MOOSEHEART – The Mooseheart boys basketball team has an international fan base, one that’s particularly strong in South Sudan.
Senior forward Makur Puou – one of three Red Ramblers starters from South Sudan – enjoyed a congratulatory phone conversation with his mother after Tuesday night’s supersectional win against Lanark Eastland that advanced the Ramblers to this weekend’s IHSA Class 1A state tournament.
Puou said he communicates regularly with his mother, father, three brothers and sister, who live in Rumbek, South Sudan.
“I talked to them [Tuesday] night,” Puou said. “My mom called me to make sure if we won or not, and I told her we’re doing very good. She’s proud of me. All my family, my dad, too, they’re proud of me.”
Puou said Rumbek is in a relatively safe part of South Sudan, but he and teammates Akim Nyang and Mangisto Deng live with constant worries of how their loved ones are doing in the country, which has been decimated by civil war and ethnic killings.
Puou said talking with his family energizes him to make the most of his experience at Mooseheart.
“When I talked to them [Tuesday night], they all were there,” Puou said. “My mom woke them up. It was early this morning for them when I was going to bed. Everyone woke up to hear my voice. They’re really proud of me. That motivated me more.”
State favorites?: Not only does Mooseheart have a front line that more closely resembles an NBA team in stature than a Class 1A high school team, but Mooseheart heads to Peoria this weekend with the fewest losses among the four teams competing.
The Ramblers – who won their supersectional over Eastland by 18 points – would appear to be favorites to win their first state championship, but coach Ron Ahrens wasn’t ready to embrace that tag.
“I don’t know if we are the favorites but I think we’ve put a lot of work into getting to the Final Four,” Ahrens said. “I hope we go down to the Final Four and we’re successful and we can play the game we can play. If we play defense like we have been lately, I think we have a really good chance to win.”
Ahrens credited playing in the Geneva Summer League and at DePaul’s team camp, along with facing Class 3A and 4A opponents during the regular season, for the school’s unprecedented postseason run.
Mystery opponent: Mooseheart’s semifinal opponent, Mendon United, hails from western Illinois.
Ahrens said never having heard of the school before this postseason, and as of Wednesday’s practice, he knew hardly anything about the Mustangs beyond the basic information listed on the IHSA’s website.
Mendon United beat Waterloo Gibault, 67-49, in Tuesday’s Jacksonville Supersectional.
“Out of the four supersectionals, they weren’t even [online] last night,” Ahrens said. “So we’re scrambling trying to find out anything we can on them just by looking at scores and pictures and stuff like that. That’s been the tough part.”
The Mustangs’ tallest player, 6-foot-5 senior Lane Davis, leads the team at 14.2 points a game.
Mooseheart guard Hameed Odunewu said the Ramblers’ distinct and high-powered roster is much easier to research.

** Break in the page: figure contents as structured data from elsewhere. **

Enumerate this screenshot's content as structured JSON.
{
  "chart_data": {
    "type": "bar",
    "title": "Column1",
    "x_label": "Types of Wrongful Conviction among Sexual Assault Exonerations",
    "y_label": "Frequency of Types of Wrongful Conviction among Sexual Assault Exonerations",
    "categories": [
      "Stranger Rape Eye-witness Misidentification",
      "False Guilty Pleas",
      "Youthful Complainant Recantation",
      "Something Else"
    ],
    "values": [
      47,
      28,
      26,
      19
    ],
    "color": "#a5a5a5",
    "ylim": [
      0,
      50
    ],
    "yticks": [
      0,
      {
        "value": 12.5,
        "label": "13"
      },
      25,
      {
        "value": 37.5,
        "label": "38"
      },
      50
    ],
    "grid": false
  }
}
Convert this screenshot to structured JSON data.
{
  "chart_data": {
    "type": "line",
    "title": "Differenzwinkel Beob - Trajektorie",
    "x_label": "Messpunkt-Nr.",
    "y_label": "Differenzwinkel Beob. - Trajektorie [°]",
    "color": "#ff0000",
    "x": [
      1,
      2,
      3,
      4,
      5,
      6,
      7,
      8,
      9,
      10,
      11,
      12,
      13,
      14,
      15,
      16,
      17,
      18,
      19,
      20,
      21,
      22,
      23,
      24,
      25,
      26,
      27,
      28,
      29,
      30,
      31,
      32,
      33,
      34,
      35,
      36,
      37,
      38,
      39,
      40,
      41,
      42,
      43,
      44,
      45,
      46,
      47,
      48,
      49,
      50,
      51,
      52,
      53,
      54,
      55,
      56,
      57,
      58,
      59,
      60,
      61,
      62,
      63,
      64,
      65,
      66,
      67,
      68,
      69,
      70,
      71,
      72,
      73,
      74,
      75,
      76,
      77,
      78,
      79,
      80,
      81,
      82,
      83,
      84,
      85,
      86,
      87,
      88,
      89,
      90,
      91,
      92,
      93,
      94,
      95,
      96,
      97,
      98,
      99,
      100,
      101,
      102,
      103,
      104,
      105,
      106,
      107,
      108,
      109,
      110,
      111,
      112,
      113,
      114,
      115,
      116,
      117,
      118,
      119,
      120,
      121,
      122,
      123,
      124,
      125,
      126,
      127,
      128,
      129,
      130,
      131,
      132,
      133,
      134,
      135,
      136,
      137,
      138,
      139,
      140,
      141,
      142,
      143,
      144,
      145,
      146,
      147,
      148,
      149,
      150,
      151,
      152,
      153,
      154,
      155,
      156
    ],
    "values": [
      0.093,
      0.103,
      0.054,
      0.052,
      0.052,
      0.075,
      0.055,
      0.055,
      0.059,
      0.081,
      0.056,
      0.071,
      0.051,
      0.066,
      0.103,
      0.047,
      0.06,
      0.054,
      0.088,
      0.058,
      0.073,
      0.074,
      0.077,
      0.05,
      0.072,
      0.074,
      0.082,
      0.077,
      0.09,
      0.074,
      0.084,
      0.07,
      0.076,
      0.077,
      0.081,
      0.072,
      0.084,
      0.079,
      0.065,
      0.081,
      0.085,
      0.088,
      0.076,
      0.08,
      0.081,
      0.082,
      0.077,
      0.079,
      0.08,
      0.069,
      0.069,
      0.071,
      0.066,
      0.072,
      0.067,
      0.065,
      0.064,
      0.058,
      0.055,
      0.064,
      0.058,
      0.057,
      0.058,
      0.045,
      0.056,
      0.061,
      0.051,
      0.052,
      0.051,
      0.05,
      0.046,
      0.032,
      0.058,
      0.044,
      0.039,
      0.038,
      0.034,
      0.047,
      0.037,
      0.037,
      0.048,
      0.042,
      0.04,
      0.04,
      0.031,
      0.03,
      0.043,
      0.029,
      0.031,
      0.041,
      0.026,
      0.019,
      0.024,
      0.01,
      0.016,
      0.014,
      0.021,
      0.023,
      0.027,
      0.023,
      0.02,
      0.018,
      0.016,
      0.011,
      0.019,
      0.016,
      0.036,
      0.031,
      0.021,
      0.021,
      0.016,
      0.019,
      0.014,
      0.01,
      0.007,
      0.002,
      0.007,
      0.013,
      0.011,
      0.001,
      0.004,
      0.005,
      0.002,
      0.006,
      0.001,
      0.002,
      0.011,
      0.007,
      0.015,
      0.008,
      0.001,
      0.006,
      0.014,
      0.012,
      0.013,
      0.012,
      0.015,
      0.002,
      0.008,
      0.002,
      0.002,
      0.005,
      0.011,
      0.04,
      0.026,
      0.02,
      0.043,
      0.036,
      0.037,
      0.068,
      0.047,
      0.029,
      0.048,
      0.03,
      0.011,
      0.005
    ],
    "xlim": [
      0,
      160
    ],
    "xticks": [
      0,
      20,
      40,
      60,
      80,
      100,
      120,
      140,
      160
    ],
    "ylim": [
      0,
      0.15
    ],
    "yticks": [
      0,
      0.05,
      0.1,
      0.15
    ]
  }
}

“It stinks because I’m sure they know everything about us, but we have no idea who they are,” Odunewu said. “To be there, they’re definitely no slouch, they’re a good team if they’re here. The fact that we have no idea what makes them good … with [Eastland in the supersectional], we were able to scout them, but now with this team, we know nothing about them.”
Rambler nation: Ahrens said Mooseheart’s entire campus will trek to Peoria this weekend, and he probably wasn’t exaggerating much.
“We’re going to charter four buses down there Friday and Saturday,” Ahrens said. “We’ll get everyone here on campus to go, and then we have probably one of the greatest fan bases in high school basketball when you say you have a million [Moose members] that are fans of Mooseheart. You never know how many are going to show up, and especially in the state of Illinois. We have a large Moose population in the state of Illinois, so we should have a good turnout for us.”